Thank goodness uptalk hasn't infiltrated its way into local patterns of speech. Not so far, at least.

Monday, May 3, 2021

In Production




21 Ramadhan, 1442

As we move into the final third of the fasting month Noi is stepping up production in the kitchen. This is a familiar scenario. The biscuiting is in full swing, which means that Hari Raya isn't all that far away.

They taste as good as they look, by the way, just in case you were wondering. 😊😊😊

Sunday, May 2, 2021

Even More Complicated

20 Ramadhan, 1442

Having arrived at the final chapters of Tariq Ramadan's The Messenger, I'm struck by the unrelenting nature of the challenges faced by the Prophet - peace be upon him - to the very end. I suppose all Muslims tend to think of the triumphant return to Makkah as the endpoint of the story, but existential threats remained even after the capitulation of the Quraysh.
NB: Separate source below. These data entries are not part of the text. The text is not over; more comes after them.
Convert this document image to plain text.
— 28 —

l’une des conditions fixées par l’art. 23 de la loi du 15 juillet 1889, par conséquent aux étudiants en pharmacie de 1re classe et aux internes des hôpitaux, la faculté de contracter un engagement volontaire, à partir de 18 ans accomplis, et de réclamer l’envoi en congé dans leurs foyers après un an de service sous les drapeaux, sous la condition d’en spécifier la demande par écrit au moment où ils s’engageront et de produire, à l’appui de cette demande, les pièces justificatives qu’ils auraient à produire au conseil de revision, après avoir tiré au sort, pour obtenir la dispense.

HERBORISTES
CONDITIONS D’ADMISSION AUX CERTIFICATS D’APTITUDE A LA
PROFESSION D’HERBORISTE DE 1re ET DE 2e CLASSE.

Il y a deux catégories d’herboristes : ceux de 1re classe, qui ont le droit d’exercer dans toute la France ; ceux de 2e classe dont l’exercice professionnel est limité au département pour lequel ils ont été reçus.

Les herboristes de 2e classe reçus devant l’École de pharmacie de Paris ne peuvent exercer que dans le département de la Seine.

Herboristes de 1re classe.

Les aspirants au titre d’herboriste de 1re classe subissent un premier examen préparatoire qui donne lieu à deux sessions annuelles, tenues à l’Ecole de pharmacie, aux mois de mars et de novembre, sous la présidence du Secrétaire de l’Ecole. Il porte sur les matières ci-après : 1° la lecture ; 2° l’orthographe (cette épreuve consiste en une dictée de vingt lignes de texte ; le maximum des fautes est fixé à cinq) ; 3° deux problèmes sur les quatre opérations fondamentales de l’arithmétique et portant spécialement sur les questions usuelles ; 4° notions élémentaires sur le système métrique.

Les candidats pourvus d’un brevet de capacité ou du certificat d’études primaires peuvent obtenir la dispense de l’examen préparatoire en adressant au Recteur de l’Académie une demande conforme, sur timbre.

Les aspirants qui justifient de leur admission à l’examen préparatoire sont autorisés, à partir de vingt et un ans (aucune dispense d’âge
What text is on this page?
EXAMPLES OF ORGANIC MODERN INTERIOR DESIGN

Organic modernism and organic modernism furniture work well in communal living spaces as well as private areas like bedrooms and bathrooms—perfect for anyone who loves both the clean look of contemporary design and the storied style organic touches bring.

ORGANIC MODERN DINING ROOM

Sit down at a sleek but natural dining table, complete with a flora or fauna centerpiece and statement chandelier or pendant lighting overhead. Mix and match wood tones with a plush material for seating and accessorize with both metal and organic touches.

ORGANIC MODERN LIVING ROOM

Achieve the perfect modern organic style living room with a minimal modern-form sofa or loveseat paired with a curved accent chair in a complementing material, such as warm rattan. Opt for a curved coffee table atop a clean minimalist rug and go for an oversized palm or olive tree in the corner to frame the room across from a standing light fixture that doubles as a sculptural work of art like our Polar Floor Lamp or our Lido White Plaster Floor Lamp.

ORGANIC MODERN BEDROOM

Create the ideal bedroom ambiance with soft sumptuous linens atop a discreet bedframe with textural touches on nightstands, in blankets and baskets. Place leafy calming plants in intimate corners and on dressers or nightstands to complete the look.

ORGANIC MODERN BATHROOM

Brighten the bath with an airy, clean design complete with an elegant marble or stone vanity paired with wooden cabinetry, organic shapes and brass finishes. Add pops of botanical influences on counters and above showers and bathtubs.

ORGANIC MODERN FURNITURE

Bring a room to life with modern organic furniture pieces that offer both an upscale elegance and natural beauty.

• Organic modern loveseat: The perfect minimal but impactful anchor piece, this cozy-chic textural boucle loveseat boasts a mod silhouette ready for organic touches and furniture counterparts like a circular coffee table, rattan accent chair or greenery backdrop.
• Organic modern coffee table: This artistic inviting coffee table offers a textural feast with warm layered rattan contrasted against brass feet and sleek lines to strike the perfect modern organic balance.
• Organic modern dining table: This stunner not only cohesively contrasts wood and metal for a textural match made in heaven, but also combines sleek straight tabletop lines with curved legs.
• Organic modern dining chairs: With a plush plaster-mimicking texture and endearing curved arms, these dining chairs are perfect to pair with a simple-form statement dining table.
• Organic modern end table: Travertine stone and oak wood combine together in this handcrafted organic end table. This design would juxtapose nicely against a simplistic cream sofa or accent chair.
Indeed, the assimilation of the converted Quraysh was, in a sense, as much as threat to the ummah as it was a triumph.

What simplifies the impossible complexities of the survival and expansion of the first Muslim community on the Arabian peninsula is the character of the Messenger himself. To be confronted by that exemplar of complete integrity is compelling to say the least. When I first read the story I recall the fascination attendant upon the unpredictability of the narrative, the sense of being a spectator to something both extraordinary and curiously satisfying - knowing that this was an encounter with a kind of 'rightness'.

Encountering the tale again, the novelty has gone, but not the sense of compulsion, the satisfaction. Those are stronger than ever. 

Saturday, May 1, 2021

In Company

19 Ramadhan, 1442

This evening marked our first communal breaking of the fast this year. We had Fuad & Rozita & family around along with the equivalent from Hakim & Intan. Amicably noisy & celebratory. Unfortunately the twinkling lights we put up in the afternoon failed to twinkle, or, at least, three quarters of them refused to light up so the celebration wasn't quite complete. A reminder that you can't have everything even when you think you can.